The letter further accuses the film of falsely portraying the AJC’s reporting as inaccurate and malicious. “The AJC’s writers were and are professionals who follow accepted journalistic standards,” the letter says. “They have been the recipients of multiple Pulitzer Prizes during the paper’s 150-plus-year history. It would be a travesty if this film’s plot was contrived to profit by manipulating the facts to defamatory affect, causing devastating harm to the reputations of the AJC and its hard-working journalists.”
According to Entertainment Weekly, Warner Bros. responded with a statement saying the movie is based on “highly credible source material.”

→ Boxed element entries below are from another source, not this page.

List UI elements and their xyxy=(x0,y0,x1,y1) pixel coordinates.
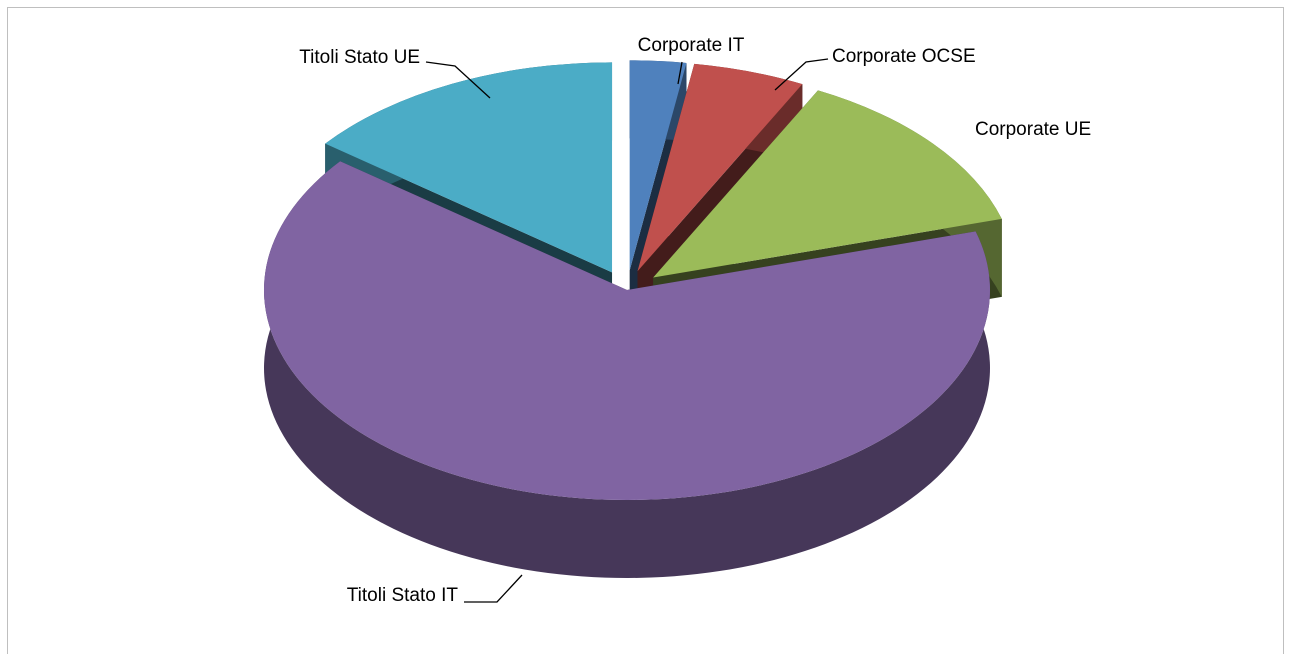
leader-line xyxy=(774,58,829,91)
slice xyxy=(629,60,687,271)
data-label: Titoli Stato IT xyxy=(347,585,459,606)
data-label: Corporate IT xyxy=(638,35,745,56)
data-label: Corporate OCSE xyxy=(832,46,976,67)
slice xyxy=(325,62,613,273)
leader-line xyxy=(464,574,523,603)
slice-side xyxy=(263,161,991,579)
data-label: Titoli Stato UE xyxy=(299,47,420,68)
leader-line xyxy=(677,61,683,85)
slice xyxy=(263,161,991,500)
data-label: Corporate UE xyxy=(975,119,1091,140)
slice xyxy=(637,63,803,272)
slice xyxy=(653,90,1002,278)
leader-line xyxy=(425,61,491,99)
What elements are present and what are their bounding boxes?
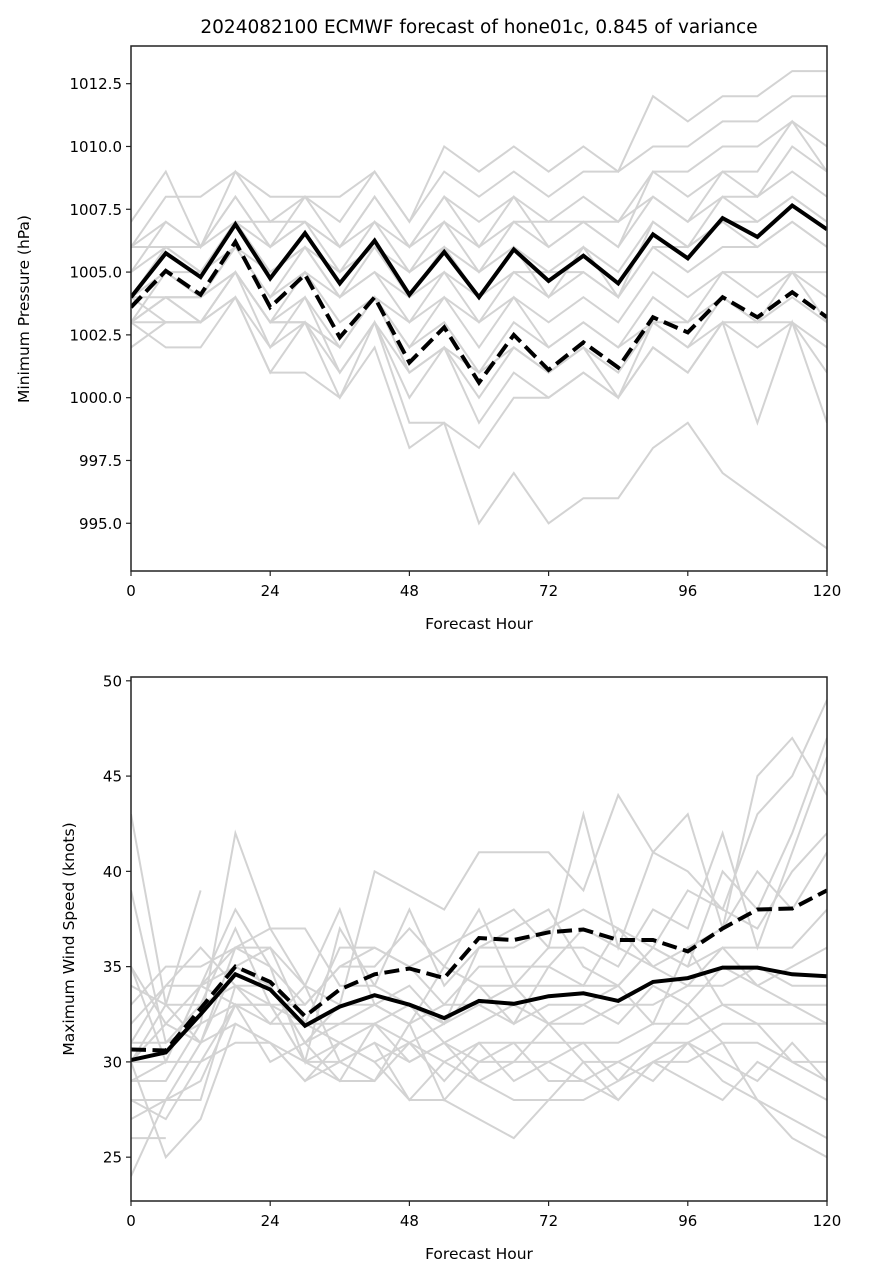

“It is unfortunate and the ultimate irony that the Atlanta Journal-Constitution, having been a part of the rush to judgment of Richard Jewell, is now trying to malign our filmmakers and cast,” the studio said in the statement, according to Entertainment Weekly. “‘Richard Jewell’ focuses on the real victim, seeks to tell his story, confirm his innocence and restore his name. The AJC’s claims are baseless and we will vigorously defend against them.”
Riley did not comment further beyond providing a copy of the letter. The AJC, Warner Bros. and Singer’s office did not respond to requests for comment.
Update: This story has been updated with information about the contents of the AJC’s letters and comment from the Springs Cinema & Taphouse owner Brandt Gully.